Le titre 23 VAC 10-210-693 traite de l'application de la taxe aux contractants du gouvernement et stipule que le traitement fiscal approprié des achats de biens meubles corporels par des personnes qui passent un contrat avec le gouvernement fédéral, l'État ou ses subdivisions politiques, dépend du fait que le contrat porte sur la vente de biens meubles corporels ou sur la fourniture d'un service exonéré. En ce qui concerne le traitement fiscal des contrats publics, le ministère applique le test de l'objet réel pour déterminer si le contrat porte sur la vente de biens meubles corporels ou sur la fourniture de services à l'État.
Le contribuable s'engage par contrat à exploiter l'économat. Aux termes de ses contrats, le contribuable s'engage à fournir tous les produits de l'économat et à assurer des services d'administration, d'achat, de conseil en équipement, de conseil en personnel, de supervision et d'entretien ménager. En outre, tous les membres du personnel de l'économat sont des employés du contribuable.

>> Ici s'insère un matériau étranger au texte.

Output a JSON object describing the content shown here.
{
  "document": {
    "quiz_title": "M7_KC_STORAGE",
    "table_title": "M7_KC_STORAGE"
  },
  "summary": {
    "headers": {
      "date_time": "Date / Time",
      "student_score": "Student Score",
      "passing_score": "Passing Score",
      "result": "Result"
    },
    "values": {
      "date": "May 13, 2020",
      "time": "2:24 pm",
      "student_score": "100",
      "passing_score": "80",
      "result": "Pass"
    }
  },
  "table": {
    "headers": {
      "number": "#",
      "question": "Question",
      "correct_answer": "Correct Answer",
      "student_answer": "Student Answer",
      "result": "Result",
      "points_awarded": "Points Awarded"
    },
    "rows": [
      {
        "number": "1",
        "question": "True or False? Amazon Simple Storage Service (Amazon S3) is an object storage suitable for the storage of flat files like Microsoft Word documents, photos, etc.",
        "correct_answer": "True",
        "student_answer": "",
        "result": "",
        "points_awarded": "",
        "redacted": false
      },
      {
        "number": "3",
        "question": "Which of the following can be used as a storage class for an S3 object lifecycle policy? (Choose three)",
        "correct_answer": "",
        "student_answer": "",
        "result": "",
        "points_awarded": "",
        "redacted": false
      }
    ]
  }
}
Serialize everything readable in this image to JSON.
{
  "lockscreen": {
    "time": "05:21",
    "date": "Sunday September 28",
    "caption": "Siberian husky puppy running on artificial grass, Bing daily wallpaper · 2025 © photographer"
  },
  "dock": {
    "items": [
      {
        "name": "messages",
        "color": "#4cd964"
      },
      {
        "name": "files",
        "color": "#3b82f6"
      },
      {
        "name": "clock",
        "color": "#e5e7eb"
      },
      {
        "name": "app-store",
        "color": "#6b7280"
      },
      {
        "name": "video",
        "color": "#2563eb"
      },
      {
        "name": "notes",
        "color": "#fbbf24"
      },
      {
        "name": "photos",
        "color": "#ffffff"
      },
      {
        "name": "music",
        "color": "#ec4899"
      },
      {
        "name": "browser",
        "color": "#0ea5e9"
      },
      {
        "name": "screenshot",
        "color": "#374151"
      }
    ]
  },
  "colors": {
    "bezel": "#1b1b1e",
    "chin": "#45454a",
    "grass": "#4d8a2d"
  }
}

Le contribuable fournit toute une série de services qui vont bien au-delà de la vente de repas et de produits d'économat. Lorsque le contribuable passe un contrat avec le gouvernement et assume les tâches de préparation des repas et de gestion de l'économat, le véritable objet du contrat devient la prestation de services. Dans le cadre d'un contrat de services, l'exonération gouvernementale ne s'applique pas aux ventes que le contribuable effectue au gouvernement. Toutefois, le contribuable peut acheter des produits d'économat pour les vendre à des détenus exonérés de la taxe en vertu de l'exonération de la revente. La taxe doit être perçue lors de la vente au détail de ces produits et reversée au département.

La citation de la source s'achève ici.